William Altman, Cyber Security Consultant at CyberCube, said: “Colonial is a taste of what is to come. Both criminal ransomware operators and nation-state sponsored threat actors are increasingly turning their attention toward attacking SPoF. By going after SPoF criminal attackers will create maximum leverage to convince their victims to pay a ransom, and nation-state actors will use SPoF as a jump-off point into adjacent systems for conducting espionage and other information operations.”

“While we have yet to see a true accumulation catastrophe event in cybersecurity, the writing is on the wall. Recent attacks on SPoF like SolarWinds, Microsoft Exchange, and Colonial Pipeline indicate clearly the direction the industry is headed.”

“It should now be abundantly clear to the insurance industry that cyber-attacks with catastrophic scope – and the potential for catastrophic losses – are no longer just science-fiction. In 2021, it will be widely acknowledged that a rigorous and structured approach to cyber risk accumulation management is now a prerequisite and a necessity for all (re)insurers.”
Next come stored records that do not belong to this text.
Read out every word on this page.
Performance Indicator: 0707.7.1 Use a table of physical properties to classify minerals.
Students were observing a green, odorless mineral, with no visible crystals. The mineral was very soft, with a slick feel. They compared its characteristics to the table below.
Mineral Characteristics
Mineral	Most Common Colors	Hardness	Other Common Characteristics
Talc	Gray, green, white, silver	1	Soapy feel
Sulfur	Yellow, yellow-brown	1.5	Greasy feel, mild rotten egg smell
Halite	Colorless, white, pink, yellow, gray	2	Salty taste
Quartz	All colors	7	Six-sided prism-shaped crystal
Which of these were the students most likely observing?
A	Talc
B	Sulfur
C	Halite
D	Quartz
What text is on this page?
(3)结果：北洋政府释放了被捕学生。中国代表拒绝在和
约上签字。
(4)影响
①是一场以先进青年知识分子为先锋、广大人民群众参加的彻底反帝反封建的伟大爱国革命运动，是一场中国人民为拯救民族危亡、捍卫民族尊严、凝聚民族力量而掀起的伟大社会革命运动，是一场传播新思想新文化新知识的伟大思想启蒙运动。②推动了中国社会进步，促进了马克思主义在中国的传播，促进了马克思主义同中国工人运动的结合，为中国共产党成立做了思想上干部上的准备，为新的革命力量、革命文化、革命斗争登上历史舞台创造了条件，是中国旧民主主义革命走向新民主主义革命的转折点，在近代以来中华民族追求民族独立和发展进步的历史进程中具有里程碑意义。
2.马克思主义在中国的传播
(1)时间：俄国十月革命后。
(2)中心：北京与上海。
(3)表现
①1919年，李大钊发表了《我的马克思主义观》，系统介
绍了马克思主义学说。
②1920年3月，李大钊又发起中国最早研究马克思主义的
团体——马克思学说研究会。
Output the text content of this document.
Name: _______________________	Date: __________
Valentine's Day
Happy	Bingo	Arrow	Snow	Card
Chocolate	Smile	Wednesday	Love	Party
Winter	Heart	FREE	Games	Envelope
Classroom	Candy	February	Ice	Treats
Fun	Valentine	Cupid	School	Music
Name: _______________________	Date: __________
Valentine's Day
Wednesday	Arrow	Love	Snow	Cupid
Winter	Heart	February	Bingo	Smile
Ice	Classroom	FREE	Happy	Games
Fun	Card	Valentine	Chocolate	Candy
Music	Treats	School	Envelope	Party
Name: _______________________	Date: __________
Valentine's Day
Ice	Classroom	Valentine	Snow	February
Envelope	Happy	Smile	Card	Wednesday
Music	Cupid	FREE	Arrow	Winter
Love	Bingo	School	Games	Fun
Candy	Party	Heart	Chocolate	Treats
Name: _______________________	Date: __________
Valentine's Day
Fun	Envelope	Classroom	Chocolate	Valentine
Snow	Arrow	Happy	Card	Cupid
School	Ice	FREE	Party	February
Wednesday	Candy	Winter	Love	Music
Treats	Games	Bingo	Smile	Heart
Colonial discovered its IT systems had been hacked on 7 May. Prior to that date, CyberCube’ said it had already identified and flagged several high-risk signals for the Colonial Pipeline including malware infections and the potential for a remote user to gain access to Colonial’s network through an Open RDP Port, which is one of the most common ransomware attack vectors.

Does crime pay?

What is especially worrying about the Colonial Pipeline attack, according to multiple media reports, is that it actually paid nearly $5 million  to cyber-criminal gang DarkSide, following the incident. CNN, the New York Times, Bloomberg and the Wall Street Journal all reported a ransom was paid, citing sources.
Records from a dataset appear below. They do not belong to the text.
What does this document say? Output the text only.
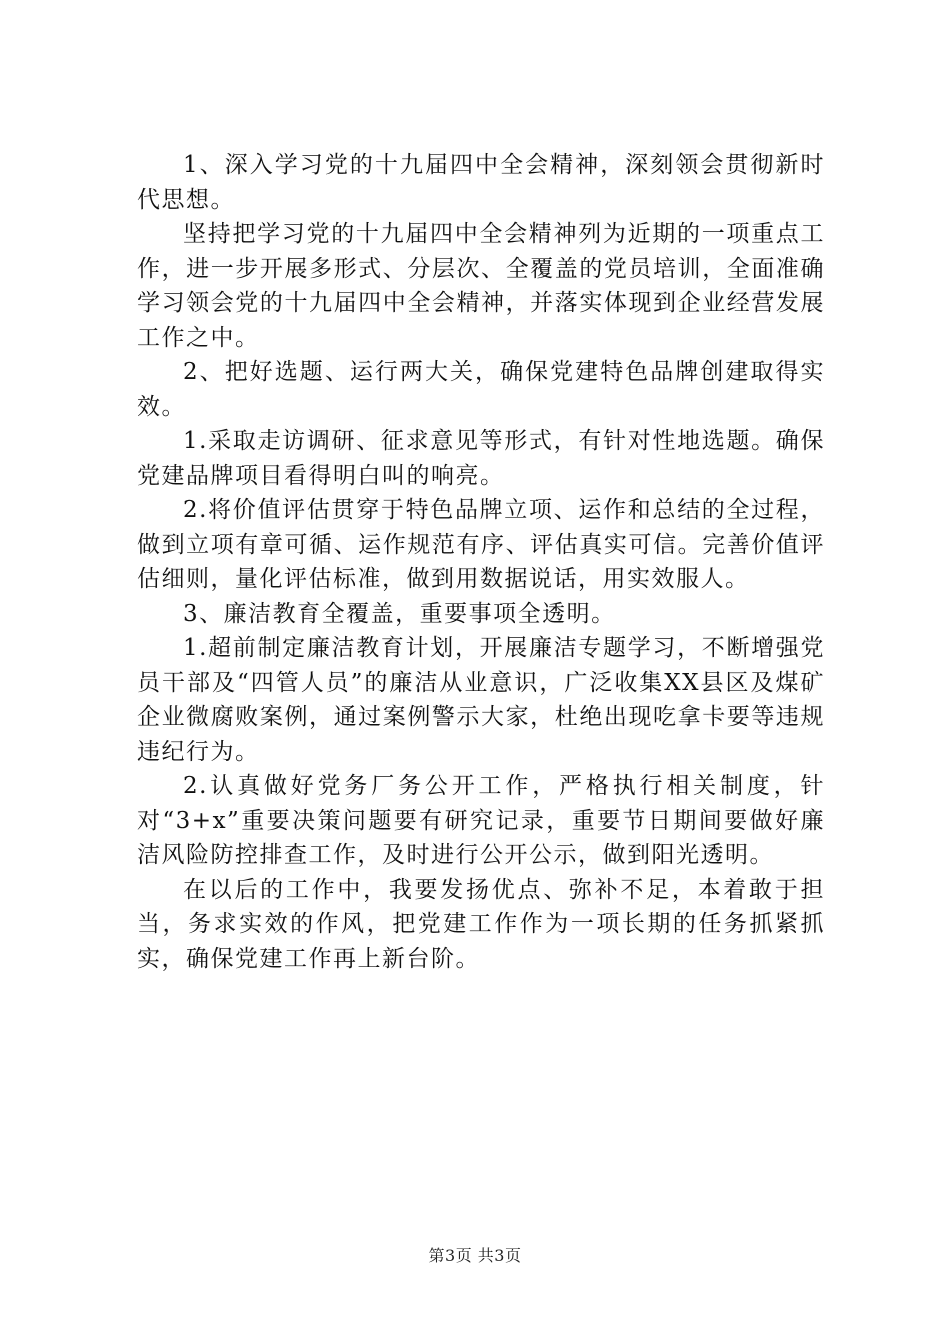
1、深入学习党的十九届四中全会精神，深刻领会贯彻新时代思想。

坚持把学习党的十九届四中全会精神列为近期的一项重点工作，进一步开展多形式、分层次、全覆盖的党员培训，全面准确学习领会党的十九届四中全会精神，并落实体现到企业经营发展工作之中。

2、把好选题、运行两大关，确保党建特色品牌创建取得实效。

1.采取走访调研、征求意见等形式，有针对性地选题。确保党建品牌项目看得明白叫的响亮。

2.将价值评估贯穿于特色品牌立项、运作和总结的全过程，做到立项有章可循、运作规范有序、评估真实可信。完善价值评估细则，量化评估标准，做到用数据说话，用实效服人。

3、廉洁教育全覆盖，重要事项全透明。

1.超前制定廉洁教育计划，开展廉洁专题学习，不断增强党员干部及“四管人员”的廉洁从业意识，广泛收集XX县区及煤矿企业微腐败案例，通过案例警示大家，杜绝出现吃拿卡要等违规违纪行为。

2.认真做好党务厂务公开工作，严格执行相关制度，针对“3+x”重要决策问题要有研究记录，重要节日期间要做好廉洁风险防控排查工作，及时进行公开公示，做到阳光透明。

在以后的工作中，我要发扬优点、弥补不足，本着敢于担当，务求实效的作风，把党建工作作为一项长期的任务抓紧抓实，确保党建工作再上新台阶。

第3页 共3页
In response to this news, Lior Div, CEO of cybersecurity specialist Cybereason, was firm about the correct approach to take:

“Cybereason strongly recommends against paying ransom demands as our recent research shows that more than half the companies that pay a ransom are hit a second time. However, each ransomware attack is unique to the impacted organisation. The attack group, jeopardized data set, and potentially impacted third-party is somewhat unique to every situation. Organisations often deliberate long and hard before deciding to meet the ransom demands.”
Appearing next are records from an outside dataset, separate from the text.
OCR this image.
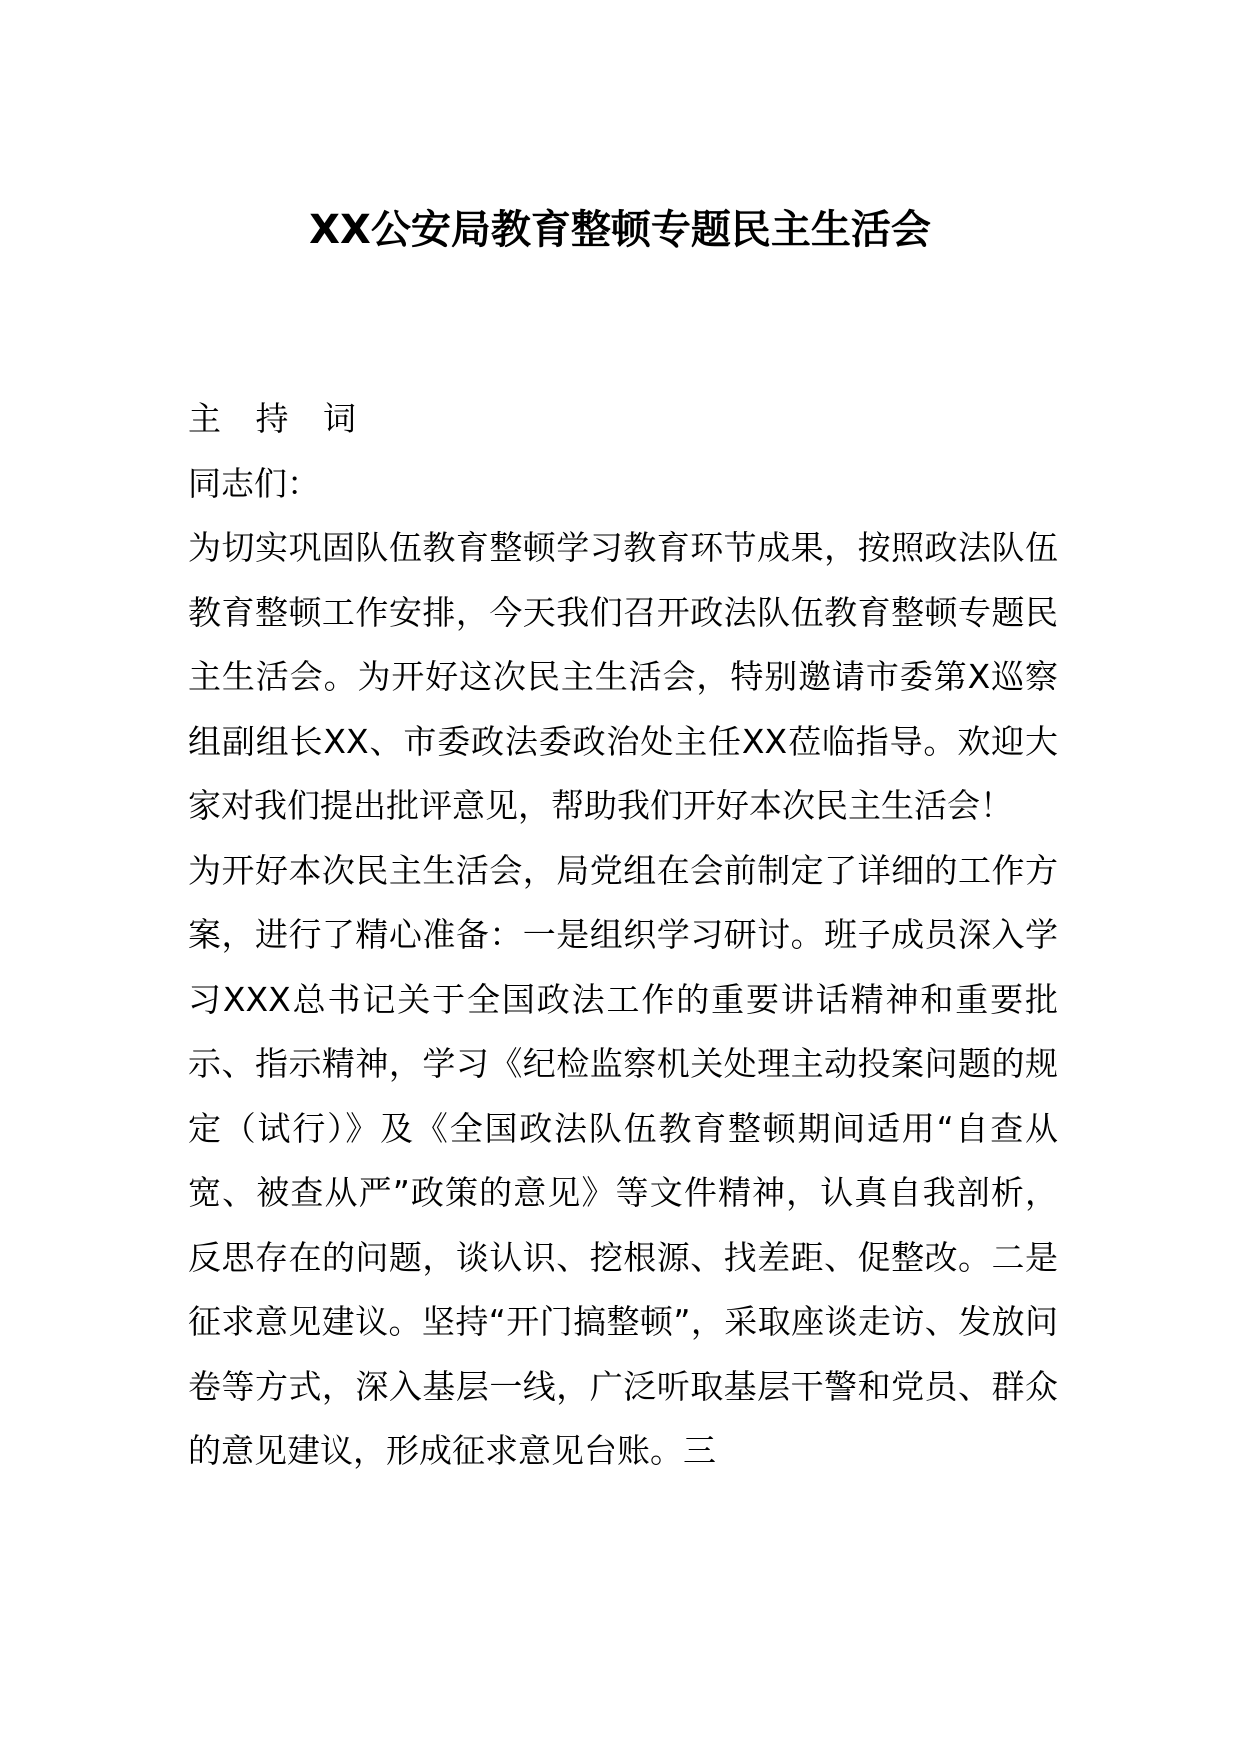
XX公安局教育整顿专题民主生活会

主 持 词

同志们：

为切实巩固队伍教育整顿学习教育环节成果，按照政法队伍教育整顿工作安排，今天我们召开政法队伍教育整顿专题民主生活会。为开好这次民主生活会，特别邀请市委第X巡察组副组长XX、市委政法委政治处主任XX莅临指导。欢迎大家对我们提出批评意见，帮助我们开好本次民主生活会！

为开好本次民主生活会，局党组在会前制定了详细的工作方案，进行了精心准备：一是组织学习研讨。班子成员深入学习XXX总书记关于全国政法工作的重要讲话精神和重要批示、指示精神，学习《纪检监察机关处理主动投案问题的规定（试行）》及《全国政法队伍教育整顿期间适用“自查从宽、被查从严”政策的意见》等文件精神，认真自我剖析，反思存在的问题，谈认识、挖根源、找差距、促整改。二是征求意见建议。坚持“开门搞整顿”，采取座谈走访、发放问卷等方式，深入基层一线，广泛听取基层干警和党员、群众的意见建议，形成征求意见台账。三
As she pointed out, a company’s lawyers and insurer will be involved in the decision to pay the ransom, and companies make decisions based on what they think is in the best interest of the company, its customers and shareholders.

However, with the ‘business’ of cyber-crime, and especially ransomware demands, now appearing to be a very lucrative one for the criminals concerned, one might be forgiven for thinking that a much more proactive risk management approach now needs to be taken by the corporate sector and its insurers. This is set to be a long and hard fight.

The targeting of Axa is especially ironic given that it is one of the major players in the emerging cyber insurance market, and comes only days after it announced that it would stop writing cyber insurance policies in France that reimburse customers for extortion payments made to ransomware criminals.